The most glaring problem that Radar Warfare has is its notion of difficulty. It’s a surprisingly common issue in the bullet hell genre, we’ve all raged about what we considered a cheap loss, but few seem to actually understand what makes a game difficult but learnable. There’s a significant difference between a game is and what actually has a ‘false difficulty’. False difficulty will bring you down in one way or another, regardless of your skill, often by random spawns that don’t allow you to learn from your experiences. ‘Real’ difficulty teaches you the game through consecutive attempts, and allows your skill to grow with each attempt.
Radar Warfare suffers from this false difficulty, missing the design purpose of challenge in bullet hell titles and introducing the dire combination of 360° combat in a very limited playing field, randomly spawning enemies and frequently respawning you right beside them; making a near immediate death an all too common possibility.
It leaves your deaths feeling far too cheap and your victories hollow at best. Combine this with the keyboard-only controls and sluggish movement and it creates a perpetual feeling of frustration that’s not rewarding to overcome. The colloquial ‘get good’ is thrown out right on Radar Warfare’s steam page, however it misses the point that skill is required, instead focusing on a lower skill ceiling that relies too heavily on luck.

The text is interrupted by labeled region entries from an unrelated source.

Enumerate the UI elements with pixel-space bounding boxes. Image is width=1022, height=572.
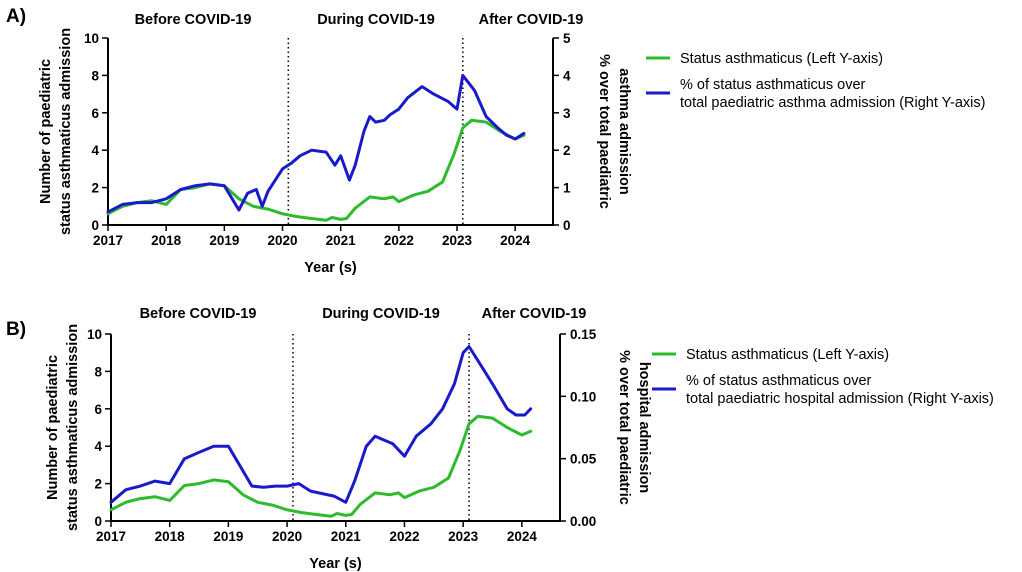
x-axis-title: Year (s) <box>309 556 362 572</box>
right-tick-label: 1 <box>563 181 571 196</box>
x-tick-label: 2020 <box>267 233 297 248</box>
x-axis-title: Year (s) <box>304 260 357 276</box>
legend: Status asthmaticus (Left Y-axis) % of sta… <box>646 51 985 111</box>
legend: Status asthmaticus (Left Y-axis) % of sta… <box>652 347 994 407</box>
right-tick-label: 0.10 <box>570 389 596 404</box>
right-tick-label: 3 <box>563 106 571 121</box>
x-tick-label: 2019 <box>213 529 243 544</box>
period-label: During COVID-19 <box>322 306 440 322</box>
legend-label: Status asthmaticus (Left Y-axis) <box>686 347 889 363</box>
panel-label: B) <box>6 319 26 340</box>
right-tick-label: 0.05 <box>570 452 597 467</box>
left-tick-label: 2 <box>94 477 102 492</box>
legend-label: % of status asthmaticus over <box>686 373 872 389</box>
right-y-axis-title: hospital admission <box>636 362 652 493</box>
series-line-percentage <box>109 345 533 504</box>
period-label: After COVID-19 <box>482 306 587 322</box>
series-line-status-asthmaticus <box>109 414 533 518</box>
x-tick-label: 2019 <box>209 233 239 248</box>
chart-panel-a: A) Before COVID-19 During COVID-19 After CO… <box>6 6 985 276</box>
x-tick-label: 2020 <box>272 529 302 544</box>
right-tick-label: 5 <box>563 31 571 46</box>
chart-panel-b: B) Before COVID-19 During COVID-19 After CO… <box>6 306 994 572</box>
left-tick-label: 6 <box>91 106 99 121</box>
left-tick-label: 4 <box>94 439 102 454</box>
left-y-axis-title: status asthmaticus admission <box>58 28 74 235</box>
x-tick-label: 2024 <box>507 529 538 544</box>
legend-label: total paediatric hospital admission (Rig… <box>686 391 994 407</box>
x-tick-label: 2023 <box>448 529 479 544</box>
panel-label: A) <box>6 6 26 27</box>
x-tick-label: 2017 <box>96 529 126 544</box>
right-tick-label: 4 <box>563 68 571 83</box>
left-tick-label: 10 <box>87 327 102 342</box>
right-y-axis-title: % over total paediatric <box>616 350 632 505</box>
period-label: Before COVID-19 <box>140 306 257 322</box>
left-tick-label: 10 <box>84 31 99 46</box>
left-y-axis-title: Number of paediatric <box>38 59 54 204</box>
x-tick-label: 2018 <box>155 529 186 544</box>
period-label: During COVID-19 <box>317 12 435 28</box>
x-tick-label: 2018 <box>151 233 182 248</box>
legend-label: % of status asthmaticus over <box>680 77 866 93</box>
left-tick-label: 4 <box>91 143 99 158</box>
x-tick-label: 2023 <box>442 233 473 248</box>
left-tick-label: 8 <box>91 68 99 83</box>
left-tick-label: 0 <box>91 218 99 233</box>
left-y-axis-title: Number of paediatric <box>45 355 61 500</box>
left-tick-label: 8 <box>94 364 102 379</box>
right-tick-label: 0.00 <box>570 514 596 529</box>
legend-label: Status asthmaticus (Left Y-axis) <box>680 51 883 67</box>
left-tick-label: 0 <box>94 514 102 529</box>
period-label: After COVID-19 <box>479 12 584 28</box>
x-tick-label: 2021 <box>326 233 357 248</box>
x-tick-label: 2021 <box>331 529 362 544</box>
series-line-status-asthmaticus <box>106 118 526 222</box>
series-line-percentage <box>106 73 526 214</box>
right-y-axis-title: % over total paediatric <box>596 54 612 209</box>
x-tick-label: 2024 <box>500 233 531 248</box>
left-y-axis-title: status asthmaticus admission <box>65 324 81 531</box>
legend-label: total paediatric asthma admission (Right… <box>680 95 985 111</box>
x-tick-label: 2022 <box>384 233 414 248</box>
right-y-axis-title: asthma admission <box>616 68 632 195</box>
left-tick-label: 6 <box>94 402 102 417</box>
x-tick-label: 2017 <box>93 233 123 248</box>
left-tick-label: 2 <box>91 181 99 196</box>
x-tick-label: 2022 <box>389 529 419 544</box>
right-tick-label: 0.15 <box>570 327 597 342</box>
right-tick-label: 2 <box>563 143 571 158</box>
right-tick-label: 0 <box>563 218 571 233</box>
period-label: Before COVID-19 <box>135 12 252 28</box>
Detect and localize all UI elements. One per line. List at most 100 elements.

What might be considered a minor issue for some is that Radar Warfare also suffers from a rather plain visual aesthetic. If they tightened up the gameplay I feel like this would become moot as the core principal of a good bullet hell title is intense gameplay. In a way, the simplistic visuals are preferable in a bullet hell, as it can sometimes be too distracting and difficult to keep track of your position in a genre where keeping track of your position is your number one priority. In fact, it’s charming with the Atari-like, albeit modern look.
As mentioned before the game is in its early stages and the developer comes from a background of developing mobile apps. They often rely on difficult mechanics to artificially extend gameplay, much like the coin gobbling arcade titles that inspired the original bullet hells, so I’m hopeful that there’s not only room to grow but a willingness on the part of the developer to grow as a game creator as well.